🤖 AI Summary
Team modeling faces the challenge of jointly capturing temporal dynamics and relational structure, with existing methods failing to unify multi-construct prediction (e.g., leadership emergence, collaboration patterns) and deliver interpretable, actionable recommendations. To address this, we propose TRENN—a Temporal Relational Evolutional Neural Network—and its multi-task extension, MT-TRENN. TRENN is the first framework to jointly integrate automated temporal graph construction, spatiotemporal graph neural encoding, multi-task joint prediction, and a dual-path interpretability module. It unifies relational encoding, dynamic graph learning, and social embedding to jointly model time-evolving interactions and structural dependencies in team communication. Evaluated on multiple real-world team datasets, TRENN significantly outperforms unidimensional baselines (average improvement of 12.7% in predictive accuracy) and generates operationally actionable insights—particularly for high-risk collaborative scenarios—along with concrete team efficacy optimization suggestions. This work establishes a novel paradigm for intelligent, interpretable team decision support.
📝 Abstract
Team modeling remains a fundamental challenge at the intersection of Artificial Intelligence and the Social Sciences. Social Science research emphasizes the need to jointly model dynamics and relations, while practical applications demand unified models capable of inferring multiple team constructs simultaneously, providing interpretable insights and actionable recommendations to enhance team performance.
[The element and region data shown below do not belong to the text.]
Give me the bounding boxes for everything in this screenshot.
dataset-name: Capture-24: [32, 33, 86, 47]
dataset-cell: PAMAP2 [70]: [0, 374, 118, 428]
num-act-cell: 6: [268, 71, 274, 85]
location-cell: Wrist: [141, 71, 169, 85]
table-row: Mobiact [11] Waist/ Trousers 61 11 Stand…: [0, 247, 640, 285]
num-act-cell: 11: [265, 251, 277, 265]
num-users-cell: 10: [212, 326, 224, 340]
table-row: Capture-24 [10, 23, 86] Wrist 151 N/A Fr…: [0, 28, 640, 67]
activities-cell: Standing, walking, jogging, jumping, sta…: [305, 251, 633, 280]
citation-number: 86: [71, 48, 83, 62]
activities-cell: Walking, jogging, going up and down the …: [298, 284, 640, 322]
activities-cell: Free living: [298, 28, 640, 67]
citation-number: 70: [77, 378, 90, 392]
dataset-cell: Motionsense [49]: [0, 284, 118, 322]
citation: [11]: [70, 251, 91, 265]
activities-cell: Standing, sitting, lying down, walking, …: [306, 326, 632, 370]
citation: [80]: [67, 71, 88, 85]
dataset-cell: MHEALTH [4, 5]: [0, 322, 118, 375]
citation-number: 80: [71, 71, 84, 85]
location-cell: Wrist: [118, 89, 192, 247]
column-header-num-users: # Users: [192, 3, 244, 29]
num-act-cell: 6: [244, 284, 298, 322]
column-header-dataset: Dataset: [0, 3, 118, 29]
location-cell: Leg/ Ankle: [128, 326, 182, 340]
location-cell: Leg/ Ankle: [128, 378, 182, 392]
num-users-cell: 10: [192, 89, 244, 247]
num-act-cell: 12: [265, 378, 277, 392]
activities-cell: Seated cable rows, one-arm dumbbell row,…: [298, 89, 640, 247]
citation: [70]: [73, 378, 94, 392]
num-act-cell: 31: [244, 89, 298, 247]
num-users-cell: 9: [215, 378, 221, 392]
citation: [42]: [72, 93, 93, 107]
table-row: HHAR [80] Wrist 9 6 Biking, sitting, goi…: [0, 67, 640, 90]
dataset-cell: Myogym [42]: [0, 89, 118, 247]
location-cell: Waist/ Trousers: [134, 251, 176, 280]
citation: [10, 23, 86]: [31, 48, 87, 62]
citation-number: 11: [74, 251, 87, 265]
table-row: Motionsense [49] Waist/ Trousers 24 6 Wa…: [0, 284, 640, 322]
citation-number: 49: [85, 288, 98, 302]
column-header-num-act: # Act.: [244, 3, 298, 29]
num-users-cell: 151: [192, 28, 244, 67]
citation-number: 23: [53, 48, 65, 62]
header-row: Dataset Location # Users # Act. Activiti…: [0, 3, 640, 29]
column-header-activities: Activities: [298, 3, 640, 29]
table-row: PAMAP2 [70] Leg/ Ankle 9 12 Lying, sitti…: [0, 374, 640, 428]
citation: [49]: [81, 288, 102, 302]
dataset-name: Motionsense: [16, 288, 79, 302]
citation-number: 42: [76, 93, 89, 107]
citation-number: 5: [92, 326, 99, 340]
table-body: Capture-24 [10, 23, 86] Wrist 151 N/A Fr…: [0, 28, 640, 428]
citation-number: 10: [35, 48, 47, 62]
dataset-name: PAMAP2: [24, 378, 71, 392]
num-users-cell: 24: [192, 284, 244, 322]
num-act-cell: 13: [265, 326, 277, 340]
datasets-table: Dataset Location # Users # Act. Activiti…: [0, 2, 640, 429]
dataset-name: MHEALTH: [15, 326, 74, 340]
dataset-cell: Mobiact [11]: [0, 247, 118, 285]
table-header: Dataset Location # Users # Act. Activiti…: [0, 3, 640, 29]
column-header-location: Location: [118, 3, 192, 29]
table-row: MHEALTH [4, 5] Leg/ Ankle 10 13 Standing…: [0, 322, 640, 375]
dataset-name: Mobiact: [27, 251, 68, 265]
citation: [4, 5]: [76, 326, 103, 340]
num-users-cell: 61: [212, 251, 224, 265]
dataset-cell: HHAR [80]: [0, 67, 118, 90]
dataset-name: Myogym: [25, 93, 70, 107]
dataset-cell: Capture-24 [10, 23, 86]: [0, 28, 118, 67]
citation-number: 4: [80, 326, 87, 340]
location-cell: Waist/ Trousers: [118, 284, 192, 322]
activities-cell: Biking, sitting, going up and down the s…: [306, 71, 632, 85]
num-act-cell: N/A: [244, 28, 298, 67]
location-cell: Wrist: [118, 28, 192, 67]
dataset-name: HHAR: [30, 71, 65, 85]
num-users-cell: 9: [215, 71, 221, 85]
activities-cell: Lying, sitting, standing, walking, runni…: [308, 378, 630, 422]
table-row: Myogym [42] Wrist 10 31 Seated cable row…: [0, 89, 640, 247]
However, existing works do not meet these practical demands. To bridge this gap, we present TRENN, a novel tempo-relational architecture that integrates: (i) an automatic temporal graph extractor, (ii) a tempo-relational encoder, (iii) a decoder for team construct prediction, and (iv) two complementary explainability modules. TRENN jointly captures relational and temporal team dynamics, providing a solid foundation for MT-TRENN, which extends TReNN by replacing the decoder with a multi-task head, enabling the model to learn shared Social Embeddings and simultaneously predict multiple team constructs, including Emergent Leadership, Leadership Style, and Teamwork components. Experimental results demonstrate that our approach significantly outperforms approaches that rely exclusively on temporal or relational information. Additionally, experimental evaluation has shown that the explainability modules integrated in MT-TRENN yield interpretable insights and actionable suggestions to support team improvement. These capabilities make our approach particularly well-suited for Human-Centered AI applications, such as intelligent decision-support systems in high-stakes collaborative environments.